Der schleswig-holsteinische Landtag hat dem Rettungspaket für die angeschlagene HSH Nordbank zugestimmt. CDU und SPD stimmten am Freitag in Kiel dafür, der Bank zusammen mit der Hansestadt Hamburg eine Kapitalspritze und weitere Garantien zu geben.

HB KIEL. Die Mehrheit der Abgeordneten stimmte dafür, der Nordbank eine Kapitalspritze in Höhe von drei Mrd. Euro und Garantien über weitere zehn Mrd. Euro zu gewähren. FDP, Grüne und SSW lehnten das Paket in der namentlichen Abstimmung ab. Nachdem die Hamburger Bürgerschaft bereits am Mittwoch ihr Votum abgegeben hat, ist der Weg nun frei für eine gemeinsame Länderanstalt öffentlichen Rechts, die der Bank das dringend benötigte Kapital liefern soll.

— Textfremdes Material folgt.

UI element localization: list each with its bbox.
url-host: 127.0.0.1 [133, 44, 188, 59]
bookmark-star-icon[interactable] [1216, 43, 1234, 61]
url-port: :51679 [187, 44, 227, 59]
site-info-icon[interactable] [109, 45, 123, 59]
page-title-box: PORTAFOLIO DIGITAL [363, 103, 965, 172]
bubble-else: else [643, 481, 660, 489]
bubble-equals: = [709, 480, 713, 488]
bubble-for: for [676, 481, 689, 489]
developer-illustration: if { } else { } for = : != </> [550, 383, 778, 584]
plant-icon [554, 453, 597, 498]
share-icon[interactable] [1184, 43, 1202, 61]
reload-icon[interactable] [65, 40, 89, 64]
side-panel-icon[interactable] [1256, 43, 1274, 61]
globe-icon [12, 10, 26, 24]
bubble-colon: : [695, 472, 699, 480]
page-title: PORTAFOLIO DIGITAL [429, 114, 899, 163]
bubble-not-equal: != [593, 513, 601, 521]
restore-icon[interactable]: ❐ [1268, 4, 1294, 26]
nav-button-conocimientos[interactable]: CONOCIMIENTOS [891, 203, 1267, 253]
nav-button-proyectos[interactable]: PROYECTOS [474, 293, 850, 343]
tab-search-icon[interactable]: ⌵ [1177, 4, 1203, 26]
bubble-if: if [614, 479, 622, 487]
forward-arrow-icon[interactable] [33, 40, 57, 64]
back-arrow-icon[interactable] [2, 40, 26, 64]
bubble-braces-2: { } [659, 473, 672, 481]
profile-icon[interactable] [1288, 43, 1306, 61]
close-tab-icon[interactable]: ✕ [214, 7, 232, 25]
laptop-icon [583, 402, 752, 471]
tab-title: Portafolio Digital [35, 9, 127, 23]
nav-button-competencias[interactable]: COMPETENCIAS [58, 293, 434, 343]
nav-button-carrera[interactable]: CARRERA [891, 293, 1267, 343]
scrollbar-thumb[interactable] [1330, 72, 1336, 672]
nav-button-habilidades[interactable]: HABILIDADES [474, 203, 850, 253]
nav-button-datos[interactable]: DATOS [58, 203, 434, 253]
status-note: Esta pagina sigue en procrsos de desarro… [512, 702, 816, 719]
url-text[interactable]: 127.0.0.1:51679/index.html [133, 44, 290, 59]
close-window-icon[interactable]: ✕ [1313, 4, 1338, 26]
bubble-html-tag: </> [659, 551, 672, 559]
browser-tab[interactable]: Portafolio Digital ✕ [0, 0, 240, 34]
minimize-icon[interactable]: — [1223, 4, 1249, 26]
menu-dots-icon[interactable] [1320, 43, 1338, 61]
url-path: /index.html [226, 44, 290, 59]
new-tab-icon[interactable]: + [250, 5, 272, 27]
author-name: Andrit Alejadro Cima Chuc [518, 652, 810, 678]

Die Regierungskoalition hatteihr Ja an eine Reihe von Bedingungen geknüpft. So soll das Kreditinstitut schneller als bisher geplant in eine Kern- und eine Abbaubank aufgespalten werden. Außerdem fordert das Bündnis aus CDU und SPD, den staatlichen Rettungsfonds SoFFin rasch einzubeziehen.

Zum Auftakt der Sondersitzung in Kiel wurde der parteilose Jörn Biel als neuer Wirtschaftsminister vereidigt. Sein Vorgänger Werner Marnette (CDU) war am vergangenen Wochenende aus Protest gegen das Krisenmanagement des Kabinetts bei der HSH Nordbank zurückgetreten.

Die Hamburgische Bürgerschaft stimmte bereits am Mittwoch dem Rettungspaket zu. Auch in der Hansestadt hat die Opposition einen Untersuchungsausschuss gefordert. Dieser soll auch die Rolle von Finanzsenator Michael Freytag (CDU) untersuchen, der Medienberichten zufolge zunehmend wegen der Krise der Bank unter Druck gerät. In Kiel steht Finanzminister Rainer Wiegard (CDU) im Zentrum der Kritik.

Die HSH Nordbank, die Landesbank von Schleswig-Holstein und Hamburg, hat sich mit ausländischen Wertpapieren verspekuliert, die in der Finanzkrise massiv an Wert verloren. Im Februar musste die HSH einen Verlust von bis zu 2,8 Mrd. Euro für 2008 einräumen. Die Finanzaufsicht BaFin drohte wegen der niedrigen Eigenkapitalquote mit einer Schließung der Bank. Die beiden Bundesländer brachten Ende Februar auf einer Kabinettssitzung das insgesamt 13 Mrd. Euro schwere Rettungspaket auf den Weg.